MAURIE Miles was one of Albury’s best-known volunteers when it came to helping war veterans and their families.
Although he did not fight overseas as a soldier himself, he did have a close encounter with fanatical Japanese prisoners of war at Cowra in 1944.
He was just an 18-year-old infantry rookie when he helped round up the POWs and got bashed on the head with a baseball bat by one of them.
Mr Miles died in Albury last week after living all his 87 years in Albury except for three years’ army service.
Several of his schoolboy mates were killed in World War II, and he always regretted he hadn’t followed his own soldier brothers overseas.
His son, Mal, said the bat incident badly injured his father but he stayed on in the army until 1947 and after his return to civilian was a part-time soldier in the 8/13th Victoria Mounted Rifles unit in Albury for many years.
Mr Miles and his wife, Heather, raised three sons, Dennis, Mal and Scott.
Mrs Miles, her sons, eight grandchildren and eight great-grandchildren survive him.
He worked for the Commonwealth Department of Works for some years, then as a popular groundsman at Albury High School, where he helped start an army cadet unit.
Mr Miles was born in Albury in 1926, only 14 months after the war memorial was unveiled just up the road from the family home in Dight Street.
His father was Billy Miles “the whistling postman” and his grandfather a warder at the Albury jail.
“When dad came back from the war he went into carpentry and building and worked on demolishing the same jail,” Mal Miles said.
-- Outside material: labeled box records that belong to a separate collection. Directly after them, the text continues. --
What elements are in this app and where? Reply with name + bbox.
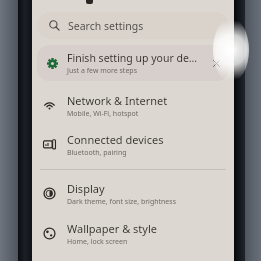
- staticText: Display: [67, 181, 105, 196]
- button[interactable]: Wallpaper & style: [32, 217, 234, 250]
- staticText: Just a few more steps: [67, 66, 138, 76]
- staticText: Finish setting up your de…: [67, 51, 198, 65]
- staticText: Search settings: [68, 19, 144, 33]
- staticText: Connected devices: [67, 132, 164, 147]
- button[interactable]: Display: [32, 177, 234, 210]
- button[interactable]: Finish setting up your de…: [37, 45, 229, 81]
- staticText: Home, lock screen: [67, 237, 128, 247]
- staticText: Mobile, Wi-Fi, hotspot: [67, 109, 139, 119]
- staticText: Bluetooth, pairing: [67, 148, 127, 158]
- staticText: Dark theme, font size, brightness: [67, 197, 177, 207]
- staticText: Network & Internet: [67, 93, 168, 108]
- button[interactable]: Network & Internet: [32, 89, 234, 122]
- button[interactable]: Search settings: [37, 12, 229, 39]
- button[interactable]: Dismiss: [203, 45, 229, 81]
- button[interactable]: Connected devices: [32, 128, 234, 161]
- staticText: Wallpaper & style: [67, 221, 157, 236]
In 2007, Mr Miles recalled how as a young lad he and his brothers often helped the organisers prepare the war memorial and surrounds for the Anzac Day services, the job he continued to do with his RSL mate the late John Neale into the 21st century.
Picking up a broom and brush wasn’t the same as holding a rifle, but he saw it as just a different type of service to his country and comrades and was proud to do so.
The funeral will be at St David’s Church on Friday at 11am.